Three of Shelley’s four children did not survive. A question that was with me as I wrote these poems: how does one bear such loss?
Mary was aware that her own birth killed her mother and I wonder if this knowledge compounded her own pain. So, while the cover Madonna evokes Mary Shelley, it also nods to Shelley’s mother, Wollstonecraft, with Mary Shelley as the homunculus in the corner. You noted that Shelley identifies with her monster in these poems and yes! that’s true. Wollstonecraft died from an infection shortly after Mary’s birth. She would have been distant in her physical pain, already turning away from her child. It’s interesting that you read the expression in the painting as proud and aloof. Isn’t that a female response to pain or rejection? I’ve always thought so.
Another mood I took from the painting, ever-present in Yours, Creature, is disgust at one’s creation: the baby that is repulsive or murderous to the mother. We see this as the central pain of Frankenstein’s monster: his total rejection by Victor Frankenstein as if Victor had not made him at all.

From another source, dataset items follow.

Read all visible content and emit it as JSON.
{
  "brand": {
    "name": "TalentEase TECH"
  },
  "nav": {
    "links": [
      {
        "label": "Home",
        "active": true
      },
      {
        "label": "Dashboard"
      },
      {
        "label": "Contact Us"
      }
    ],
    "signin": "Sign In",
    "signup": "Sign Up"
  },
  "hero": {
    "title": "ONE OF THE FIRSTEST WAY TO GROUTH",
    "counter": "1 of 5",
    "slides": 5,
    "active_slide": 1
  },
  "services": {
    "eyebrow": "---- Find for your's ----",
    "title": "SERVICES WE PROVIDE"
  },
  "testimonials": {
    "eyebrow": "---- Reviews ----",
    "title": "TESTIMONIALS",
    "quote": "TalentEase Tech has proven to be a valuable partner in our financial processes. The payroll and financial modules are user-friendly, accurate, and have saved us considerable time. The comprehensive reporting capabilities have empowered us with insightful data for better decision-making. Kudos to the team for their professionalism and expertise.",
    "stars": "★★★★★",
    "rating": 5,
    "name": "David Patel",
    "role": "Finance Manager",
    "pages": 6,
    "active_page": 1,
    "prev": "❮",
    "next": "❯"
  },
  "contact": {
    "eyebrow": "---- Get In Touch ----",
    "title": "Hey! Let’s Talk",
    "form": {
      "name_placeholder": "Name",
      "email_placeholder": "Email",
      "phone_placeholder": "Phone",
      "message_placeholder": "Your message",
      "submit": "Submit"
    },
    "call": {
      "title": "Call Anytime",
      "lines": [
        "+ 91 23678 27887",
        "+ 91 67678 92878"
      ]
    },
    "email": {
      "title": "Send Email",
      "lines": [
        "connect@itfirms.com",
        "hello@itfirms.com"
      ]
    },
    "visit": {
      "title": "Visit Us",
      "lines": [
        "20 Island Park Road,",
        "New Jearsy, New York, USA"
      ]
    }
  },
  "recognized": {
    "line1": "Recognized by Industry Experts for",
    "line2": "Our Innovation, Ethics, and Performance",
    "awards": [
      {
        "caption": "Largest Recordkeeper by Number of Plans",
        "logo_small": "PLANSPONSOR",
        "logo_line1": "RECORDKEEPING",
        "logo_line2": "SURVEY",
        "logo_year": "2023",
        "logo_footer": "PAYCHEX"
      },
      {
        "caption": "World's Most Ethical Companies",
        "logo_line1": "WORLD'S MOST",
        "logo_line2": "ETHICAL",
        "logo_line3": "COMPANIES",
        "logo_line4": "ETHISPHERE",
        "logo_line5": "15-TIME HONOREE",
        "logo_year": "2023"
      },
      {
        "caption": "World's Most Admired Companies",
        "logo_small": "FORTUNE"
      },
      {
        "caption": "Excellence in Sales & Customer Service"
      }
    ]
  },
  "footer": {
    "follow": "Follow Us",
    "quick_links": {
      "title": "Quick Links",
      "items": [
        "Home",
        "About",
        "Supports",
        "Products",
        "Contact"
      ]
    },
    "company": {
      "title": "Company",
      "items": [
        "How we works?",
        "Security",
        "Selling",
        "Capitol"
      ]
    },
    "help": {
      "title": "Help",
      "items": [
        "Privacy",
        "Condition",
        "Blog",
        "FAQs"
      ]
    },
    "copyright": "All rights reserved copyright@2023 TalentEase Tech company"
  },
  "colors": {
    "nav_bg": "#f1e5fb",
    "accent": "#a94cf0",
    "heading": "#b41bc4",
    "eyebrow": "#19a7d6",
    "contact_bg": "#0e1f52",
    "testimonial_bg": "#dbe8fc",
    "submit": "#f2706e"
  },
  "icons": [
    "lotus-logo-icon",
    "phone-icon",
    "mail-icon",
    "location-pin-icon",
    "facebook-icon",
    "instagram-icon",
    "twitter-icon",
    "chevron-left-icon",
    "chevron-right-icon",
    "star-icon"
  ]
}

Victor is one of the biggest assholes in literature. Everyone he loves is murdered because he can’t take responsibility for his creation, and he just passively allows it. By the way, Victor was one of Percy Shelley’s pen names.
The lack of self-consciousness in the Madonna depiction feels like it could be a response to childbirth or creation—no one feels self-conscious during the pain of birth—but there is also a sexual tone in the painting that appealed to me. By fifteen, Mary Shelley was already having sex with Percy Shelley. Percy Shelley was married with a child, yet Mary left her home and turned her back on her father to run away with him. So I’m drawn to the sensuality of the cover. The pairing of sensuality with the creature in the bottom corner felt apt for Mary Shelley.
Rumpus: What did you learn about Mary Shelley, and about yourself, that you didn’t know before you wrote Yours, Creature?
Cuello: The way creation and art soothes has probably always soothed, and how connected it is to survival and endurance. Writing is an insistence against a world insisting otherwise.
I also learned about my love of the epistolary form, a form that has been with me since childhood. I kept a diary from age five to age thirty-one. I was always writing “Dear________.” It’s a form that allows one to speak fully, to say everything, a form women and children gravitate to because they are often interrupted and forced into silence. There is also a one-sidedness to it, an absence of the other who may or may not answer.
I realized after I had written the book how much I identified with the monstrous. I see it reflected in my teaching. My classroom is a place for everyone to be seen and valued, especially those on the outside. If I go back to when I was that girl lining up my stuffed animals, it was about creating a space of belonging and love.
Rumpus: I wonder if your work in persona poetry and dramatic monologue paradoxically offered you a way to approach your own life, since these poems largely take on a child’s point of view?
Cuello: Isn’t that what we are all doing in persona? Flaubert said, “Madame Bovary, c’est moi.” It’s hard to understand our own experience. We get at it sideways, through imagination. There are always voices conspiring against us, urging us to distrust what we know. Imagination is a place to be free and also a place to hunt for what’s true.